With hot potato routing, Prisma Access prepends the AS path (AS-PATH)
to the BGP prefix advertisements sent from gateways. This prepending
is performed when the prefixes are advertised out of the service
connection to your organization’s on-premises CPE. Prisma Access
prepends the AS-PATHs so that your CPE gives the correct preference
to the primary and secondary tunnels, so that if the primary tunnel
goes down, your CPE chooses the secondary tunnel as the backup.
If you specified a different IP address for the secondary (backup)
BGP peer, Prisma Access adds more prepends based on the tunnel type,
as shown in the following table.
Prefix Type | Service Connection Tunnel Type | Number of As-Path Prepends | Total AS-PATHs Seen on the CPE |
---|---|---|---|
Gateway prefixes from primary service connection | Primary or Secondary tunnel with the same BGP peer IP address | 0 | 1 |
Gateway prefixes from backup service connection | Primary or Secondary tunnel with the same BGP peer IP address | 3 | 4 |
Gateway prefixes from all other service connections | Primary or Secondary tunnel with the same BGP peer IP address | 6 | 7 |
Gateway prefixes from primary service connection | Secondary tunnel with a different BGP peer IP address | 1 | 2 |
Gateway prefixes from backup service connection | Secondary tunnel with a different BGP peer IP address | 4 | 5 |
Gateway prefixes from all other service connections | Secondary tunnel with a different BGP peer IP address | 7 | 8 |
In hot potato routing mode, Prisma Access allows you to specify
a backup service connection (Backup SC)
during onboarding. Specifying a Backup SC informs
Prisma Access to use that service connection as the backup when
a service connection link fails.
The following figure shows a hot potato routing configuration
for traffic between the US service connection and AS 200, with the
EU service connection configured as the Backup SC of
the US connection. Using hot potato routing, Prisma Access sends
the traffic from its closest exit path through the US service connection.
The return traffic takes the same path through AS100 because this
path has a shorter AS-PATH to the mobile user pool in the US location.

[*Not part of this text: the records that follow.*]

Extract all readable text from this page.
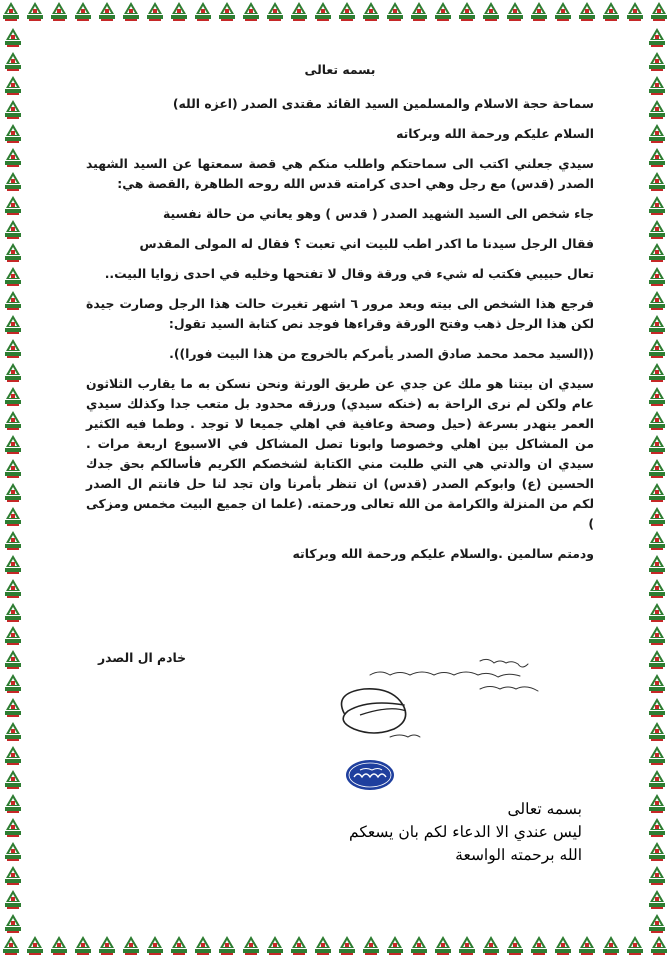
بسمه تعالى

سماحة حجة الاسلام والمسلمين السيد القائد مقتدى الصدر (اعزه الله)

السلام عليكم ورحمة الله وبركاته

سيدي جعلني اكتب الى سماحتكم واطلب منكم هي قصة سمعتها عن السيد الشهيد الصدر (قدس) مع رجل وهي احدى كرامته قدس الله روحه الطاهرة ,القصة هي:

جاء شخص الى السيد الشهيد الصدر ( قدس ) وهو يعاني من حالة نفسية

فقال الرجل سيدنا ما اكدر اطب للبيت اني تعبت ؟ فقال له المولى المقدس

تعال حبيبي فكتب له شيء في ورقة وقال لا تفتحها وخليه في احدى زوايا البيت..

فرجع هذا الشخص الى بيته وبعد مرور ٦ اشهر تغيرت حالت هذا الرجل وصارت جيدة لكن هذا الرجل ذهب وفتح الورقة وقراءها فوجد نص كتابة السيد تقول:

((السيد محمد محمد صادق الصدر يأمركم بالخروج من هذا البيت فورا)).

سيدي ان بيتنا هو ملك عن جدي عن طريق الورثة ونحن نسكن به ما يقارب الثلاثون عام ولكن لم نرى الراحة به (خنكه سيدي) ورزقه محدود بل متعب جدا وكذلك سيدي العمر ينهدر بسرعة (حيل وصحة وعافية في اهلي جميعا لا توجد . وطما فيه الكثير من المشاكل بين اهلي وخصوصا وابونا تصل المشاكل في الاسبوع اربعة مرات . سيدي ان والدتي هي التي طلبت مني الكتابة لشخصكم الكريم فأسالكم بحق جدك الحسين (ع) وابوكم الصدر (قدس) ان تنظر بأمرنا وان تجد لنا حل فانتم ال الصدر لكم من المنزلة والكرامة من الله تعالى ورحمته. (علما ان جميع البيت مخمس ومزكى )

ودمتم سالمين .والسلام عليكم ورحمة الله وبركاته

خادم ال الصدر
بسمه تعالى
ليس عندي الا الدعاء لكم بان يسعكم
الله برحمته الواسعة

Prisma Access prepends the AS-PATH to its prefix advertisements
depending on whether the tunnel is a primary tunnel, a backup tunnel,
or not used for either primary or backup.

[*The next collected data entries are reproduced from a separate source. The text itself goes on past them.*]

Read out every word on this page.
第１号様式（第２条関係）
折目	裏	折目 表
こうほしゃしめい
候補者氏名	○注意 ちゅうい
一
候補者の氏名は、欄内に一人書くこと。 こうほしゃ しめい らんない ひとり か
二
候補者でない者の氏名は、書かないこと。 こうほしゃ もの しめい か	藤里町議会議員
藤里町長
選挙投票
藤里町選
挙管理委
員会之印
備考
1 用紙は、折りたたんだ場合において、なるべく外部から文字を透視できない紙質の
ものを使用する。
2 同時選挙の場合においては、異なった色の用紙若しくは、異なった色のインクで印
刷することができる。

Because you have set up a backup service connection, if the link
to the US service connection goes down, hot potato routing sends
the traffic out using its shortest route through the EU service
connection. This routing scenario also applies to networks that
use route aggregation.
You can also use backup service connections for multiple service
connections in a single region. The following figure shows a Prisma
Access deployment with two service connections in the North America
region. In this case, you specify a Backup SC of
US-E for the US-W service connection, and vice versa, to ensure
symmetric routing.
Configure Routing Preferences
To enable routing preferences, complete the following
steps.
- To change the routing defaults, choose between Default and Hot Potato Routing when you configure the Service Setup for service connections.
- To specify a preferred service connection to use if a link fails, configure a Backup SC when you create a service connection.